O Batizado, A alucinação E o Porteiro

 

-Agora é você, Freico. – a ministra retirou das costas a caixinha minúscula de madeira talhada, e a entregou para Tatroon. – Já que não devem ter pensado nisso, e conforme as circunstâncias… Alínia e Zog serão os padrinhos dela.

-Dela o que? – Freico tremia com o frio de rachar espinha. – Do que a senhora está falando?

-Ora, do batizado, não podemos entrar com ela em Merlingrado sem batizá-la – começava a conjurar hortênsias e yasmins, fazendo um círculo em volta deles, Zog, Freico, Tatroon, Alínia e Ela mesma – as três garotas de fora observavam com um pouco menos de ânimo por não saberem o que aconteceria ao certo.

Um caldeirão ao centro do circulo e um altar feito as pressas por Tatroon, com caixas de Verduras deixava o ambiente um tanto quanto bizarro. O velho colocou sobre ele um cálice com água e outro com óleo. Betúnia pediu para que se sentassem, Nordon recuou um pouco, intolerante em sujar a bunda com o barro molhado de neve.

Colocando a caixinha sobre a palma estendida do garoto Betúnia expressou algumas palavras de línguas desconhecidas, menos para Friederics, que parecia apreciar o método da ministra; Chacoalhava as mãos ao rosto dele sem tocá-lo, sendo perceptível quando soltava alguns “Freico” entre uma frase e outra, muito rapidamente, pausando logo em seguida.

-Não temos tanto tempo á perder, Friederics.

-Não foi nem um décimo do ritual…

Betúnia pediu para que Freico abrisse a caixa.

-Tem que formar o brasão da família delas.

De lá de dentro Nordon retirou um tipo de cubo, coberto por couro e com alguns desenhos desmembrados, pintados em ouro Todo o objeto parecia costurado a mão, pois deixava sair certos fios de náilon de seu acabamento. Tinha todo o feitio de um cubo mágico, porém sem cores em evidência.

-Deve fazer os contornos de sua família, o brasão de sua família…

-Como assim? Nem sei mesmo quem ou o que eu sou como posso…

-Não, não é isso, ingênuo Freico Nordon. O que digo é, para formar o brasão dela da Victória Compacta que está ai dentro. – disse Betúnia.

Nossa! Era isso, o bicho de estimação de que tanto pensava e discutia com Fiel, uma Compacta! Nunca vira uma, porém quando olhou para o lado e viu a expressão de realização nos olhos do amigo, sabia que era um animal extraordinário.
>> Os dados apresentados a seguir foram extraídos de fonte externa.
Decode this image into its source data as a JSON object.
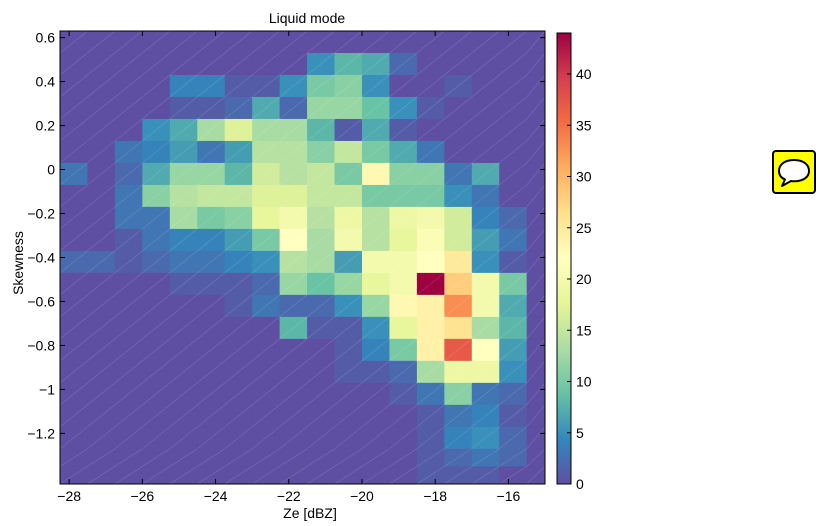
{
  "chart_data": {
    "type": "heatmap",
    "title": "Liquid mode",
    "xlabel": "Ze [dBZ]",
    "ylabel": "Skewness",
    "xlim": [
      -28.25,
      -15.0
    ],
    "ylim": [
      -1.43,
      0.63
    ],
    "x_ticks": [
      -28,
      -26,
      -24,
      -22,
      -20,
      -18,
      -16
    ],
    "x_tick_labels": [
      "−28",
      "−26",
      "−24",
      "−22",
      "−20",
      "−18",
      "−16"
    ],
    "y_ticks": [
      0.6,
      0.4,
      0.2,
      0,
      -0.2,
      -0.4,
      -0.6,
      -0.8,
      -1,
      -1.2
    ],
    "y_tick_labels": [
      "0.6",
      "0.4",
      "0.2",
      "0",
      "−0.2",
      "−0.4",
      "−0.6",
      "−0.8",
      "−1",
      "−1.2"
    ],
    "colorbar": {
      "min": 0,
      "max": 44,
      "ticks": [
        0,
        5,
        10,
        15,
        20,
        25,
        30,
        35,
        40
      ],
      "tick_labels": [
        "0",
        "5",
        "10",
        "15",
        "20",
        "25",
        "30",
        "35",
        "40"
      ],
      "colormap": "spectral-reversed"
    },
    "x_bin_edges": [
      -28.25,
      -27.5,
      -26.75,
      -26.0,
      -25.25,
      -24.5,
      -23.75,
      -23.0,
      -22.25,
      -21.5,
      -20.75,
      -20.0,
      -19.25,
      -18.5,
      -17.75,
      -17.0,
      -16.25,
      -15.5,
      -15.0
    ],
    "y_bin_edges": [
      0.63,
      0.53,
      0.43,
      0.33,
      0.23,
      0.13,
      0.03,
      -0.07,
      -0.17,
      -0.27,
      -0.37,
      -0.47,
      -0.57,
      -0.67,
      -0.77,
      -0.87,
      -0.97,
      -1.07,
      -1.17,
      -1.27,
      -1.35,
      -1.43
    ],
    "grid": false,
    "values": [
      [
        0,
        0,
        0,
        0,
        0,
        0,
        0,
        0,
        0,
        0,
        0,
        0,
        0,
        0,
        0,
        0,
        0,
        0
      ],
      [
        0,
        0,
        0,
        0,
        0,
        0,
        0,
        0,
        0,
        5,
        8,
        7,
        2,
        0,
        0,
        0,
        0,
        0
      ],
      [
        0,
        0,
        0,
        0,
        4,
        4,
        1,
        1,
        5,
        10,
        11,
        5,
        0,
        0,
        1,
        0,
        0,
        0
      ],
      [
        0,
        0,
        0,
        0,
        1,
        1,
        2,
        7,
        2,
        12,
        12,
        9,
        5,
        1,
        0,
        0,
        0,
        0
      ],
      [
        0,
        0,
        0,
        5,
        7,
        13,
        17,
        13,
        13,
        8,
        1,
        7,
        1,
        0,
        0,
        0,
        0,
        0
      ],
      [
        0,
        0,
        3,
        4,
        6,
        3,
        6,
        14,
        14,
        11,
        15,
        10,
        7,
        3,
        0,
        0,
        0,
        0
      ],
      [
        3,
        0,
        2,
        7,
        12,
        12,
        8,
        16,
        14,
        15,
        10,
        23,
        11,
        11,
        3,
        7,
        0,
        0
      ],
      [
        0,
        0,
        3,
        11,
        14,
        15,
        15,
        17,
        17,
        15,
        15,
        10,
        10,
        10,
        5,
        3,
        0,
        0
      ],
      [
        0,
        0,
        3,
        3,
        13,
        10,
        11,
        18,
        20,
        14,
        19,
        14,
        19,
        20,
        16,
        4,
        2,
        0
      ],
      [
        0,
        0,
        1,
        3,
        4,
        4,
        6,
        10,
        22,
        13,
        20,
        14,
        18,
        21,
        16,
        6,
        3,
        0
      ],
      [
        2,
        2,
        1,
        2,
        3,
        3,
        4,
        5,
        14,
        13,
        6,
        20,
        20,
        22,
        25,
        5,
        1,
        0
      ],
      [
        0,
        0,
        0,
        0,
        1,
        1,
        1,
        2,
        12,
        9,
        12,
        18,
        20,
        44,
        28,
        20,
        10,
        0
      ],
      [
        0,
        0,
        0,
        0,
        0,
        0,
        1,
        3,
        2,
        2,
        5,
        12,
        23,
        24,
        33,
        20,
        7,
        0
      ],
      [
        0,
        0,
        0,
        0,
        0,
        0,
        0,
        0,
        8,
        1,
        1,
        5,
        18,
        24,
        26,
        13,
        8,
        0
      ],
      [
        0,
        0,
        0,
        0,
        0,
        0,
        0,
        0,
        0,
        0,
        1,
        4,
        10,
        24,
        37,
        22,
        6,
        0
      ],
      [
        0,
        0,
        0,
        0,
        0,
        0,
        0,
        0,
        0,
        0,
        1,
        1,
        2,
        13,
        19,
        19,
        5,
        0
      ],
      [
        0,
        0,
        0,
        0,
        0,
        0,
        0,
        0,
        0,
        0,
        0,
        0,
        1,
        3,
        11,
        3,
        2,
        0
      ],
      [
        0,
        0,
        0,
        0,
        0,
        0,
        0,
        0,
        0,
        0,
        0,
        0,
        0,
        1,
        3,
        4,
        1,
        0
      ],
      [
        0,
        0,
        0,
        0,
        0,
        0,
        0,
        0,
        0,
        0,
        0,
        0,
        0,
        1,
        4,
        5,
        2,
        0
      ],
      [
        0,
        0,
        0,
        0,
        0,
        0,
        0,
        0,
        0,
        0,
        0,
        0,
        0,
        1,
        2,
        3,
        2,
        0
      ],
      [
        0,
        0,
        0,
        0,
        0,
        0,
        0,
        0,
        0,
        0,
        0,
        0,
        0,
        1,
        1,
        1,
        0,
        0
      ]
    ]
  },
  "comment_button": {
    "icon": "speech-bubble-icon",
    "color": "#ffff00"
  }
}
Estava aflito para vê-la, contudo nem atinava no que poderia ser um brasão de uma Compacta, girava o cubo estabanado envolta das mãos, tentando de algum jeito disfarçar sua ignorância, então, ao pé do ouvido, Zog com sua Stradivarius ao colo, cochichou-lhe o necessário.

(…)

As Esferas de Medéia – Série Freico Nordon (1º Capítulo) 

Festa de Cores

A chuva encharcava todo o distrito de Murloc. Um episódio fantástico jamais visto. Gotas gigantescas de perfume doce lambiam as casas dos morcs, (construídas de uma forma incrivelmente diferente, forjadas dentro do caule das árvores). Os adultos olhavam pasmos, ao evento de cores que surpreendia o céu negro e as duas luas.
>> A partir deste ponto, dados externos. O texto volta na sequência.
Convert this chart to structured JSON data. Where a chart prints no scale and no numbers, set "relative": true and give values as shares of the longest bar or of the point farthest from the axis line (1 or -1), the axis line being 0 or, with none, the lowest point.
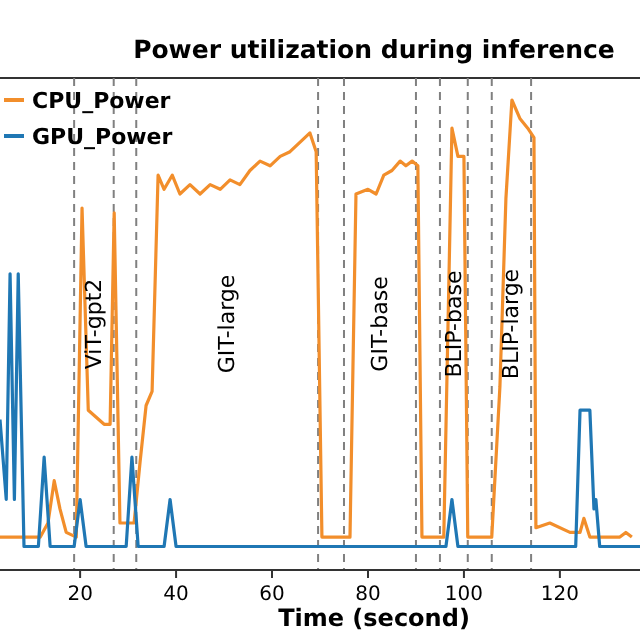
{
  "chart_data": {
    "type": "line",
    "title": "Power utilization during inference",
    "xlabel": "Time (second)",
    "relative": true,
    "xlim": [
      3.3,
      136.7
    ],
    "xticks": [
      20,
      40,
      60,
      80,
      100,
      120
    ],
    "legend": "top left",
    "grid": false,
    "series": [
      {
        "name": "CPU_Power",
        "color": "#f28e2b",
        "x": [
          3.3,
          11.7,
          13.3,
          14.6,
          15.8,
          17.1,
          19.2,
          20.4,
          21.7,
          25,
          26.25,
          27.1,
          28.3,
          31.25,
          32.5,
          33.75,
          35,
          36.25,
          37.5,
          39.2,
          40.8,
          42.9,
          45,
          47.1,
          49.2,
          51.25,
          53.3,
          55.4,
          57.5,
          59.6,
          61.7,
          63.75,
          65.8,
          67.9,
          69.2,
          70.4,
          76.25,
          77.5,
          80,
          81.7,
          83.3,
          85,
          86.7,
          87.9,
          89.2,
          90.4,
          91.25,
          95.8,
          97.5,
          98.75,
          100,
          100.8,
          105.8,
          107.5,
          108.75,
          110,
          111.7,
          113.3,
          114.6,
          115,
          117.9,
          122.1,
          124.2,
          125,
          126.25,
          132.5,
          133.75,
          135
        ],
        "values": [
          0.07,
          0.07,
          0.1,
          0.19,
          0.13,
          0.08,
          0.07,
          0.77,
          0.34,
          0.31,
          0.31,
          0.76,
          0.1,
          0.1,
          0.23,
          0.35,
          0.38,
          0.84,
          0.81,
          0.84,
          0.8,
          0.82,
          0.8,
          0.82,
          0.81,
          0.83,
          0.82,
          0.85,
          0.87,
          0.86,
          0.88,
          0.89,
          0.91,
          0.93,
          0.89,
          0.07,
          0.07,
          0.8,
          0.81,
          0.8,
          0.84,
          0.85,
          0.87,
          0.86,
          0.87,
          0.86,
          0.07,
          0.07,
          0.94,
          0.88,
          0.88,
          0.07,
          0.07,
          0.39,
          0.79,
          1,
          0.96,
          0.94,
          0.92,
          0.09,
          0.1,
          0.08,
          0.08,
          0.11,
          0.07,
          0.07,
          0.08,
          0.07
        ]
      },
      {
        "name": "GPU_Power",
        "color": "#1f77b4",
        "x": [
          3.3,
          4.6,
          5.4,
          6.3,
          7.1,
          8.3,
          11.3,
          12.5,
          13.75,
          18.75,
          20,
          21.25,
          29.6,
          30.8,
          32.1,
          37.5,
          38.75,
          40,
          96.25,
          97.5,
          98.75,
          123.3,
          124.2,
          126.25,
          127.1,
          127.5,
          128.3,
          136.7
        ],
        "values": [
          0.32,
          0.15,
          0.63,
          0.15,
          0.63,
          0.05,
          0.05,
          0.24,
          0.05,
          0.05,
          0.15,
          0.05,
          0.05,
          0.24,
          0.05,
          0.05,
          0.15,
          0.05,
          0.05,
          0.15,
          0.05,
          0.05,
          0.34,
          0.34,
          0.13,
          0.15,
          0.05,
          0.05
        ]
      }
    ],
    "ref_lines": [
      {
        "axis": "x",
        "value": 18.75,
        "color": "#808080",
        "line_style": "dashed"
      },
      {
        "axis": "x",
        "value": 27,
        "color": "#808080",
        "line_style": "dashed"
      },
      {
        "axis": "x",
        "value": 31.7,
        "color": "#808080",
        "line_style": "dashed"
      },
      {
        "axis": "x",
        "value": 69.6,
        "color": "#808080",
        "line_style": "dashed"
      },
      {
        "axis": "x",
        "value": 75,
        "color": "#808080",
        "line_style": "dashed"
      },
      {
        "axis": "x",
        "value": 90,
        "color": "#808080",
        "line_style": "dashed"
      },
      {
        "axis": "x",
        "value": 95,
        "color": "#808080",
        "line_style": "dashed"
      },
      {
        "axis": "x",
        "value": 100.8,
        "color": "#808080",
        "line_style": "dashed"
      },
      {
        "axis": "x",
        "value": 105.8,
        "color": "#808080",
        "line_style": "dashed"
      },
      {
        "axis": "x",
        "value": 114,
        "color": "#808080",
        "line_style": "dashed"
      }
    ],
    "annotations": [
      "ViT-gpt2",
      "GIT-large",
      "GIT-base",
      "BLIP-base",
      "BLIP-large"
    ]
  }
}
Todos em suas janelas se correspondiam comentando de tudo um pouco, mas no que todos eles concordavam era que alguém, senão louco, muito extravagante conjurava aquilo.

Os lobos, encurralados, tentavam se esconder sob as imensas copas das árvores-tagarelas: de um lado o líquido aromático que lhes fazia enjoar (parecia chiclete, um tutti-fruit adocicado), do outro lado as tagarelas que caçoavam de sua coragem:

-Medo de algumas gotinhas? É um bando de cachorrinhos de pelúcia, é isso o que são- cessando, apenas, com as piadas quando um canino pontudo lhes perfurava a camada superficial de lasca.

Preferiam enfrentar as maldosas fofoqueiras que se aventurar àquela festa de cheiro,era o que mais odiavam,é claro, totalmente o contrário do futum de carne morta e quente que tanto cobiçavam.

A noite era coadjuvante dum evento tosco, porém lendário para os morcs e também aos redatores do jornal local, que faziam alarde nas manchetes: “Festa de luzes traz o perfume de Betúnia”; “Betúnia planeja sua volta em festa de cores”; “Ministra feiticeira traz fogos adocicados ao distrito de Murloc”. Embora todas elas de um mesmo periódico: o “Diário Semanal” – edições diárias.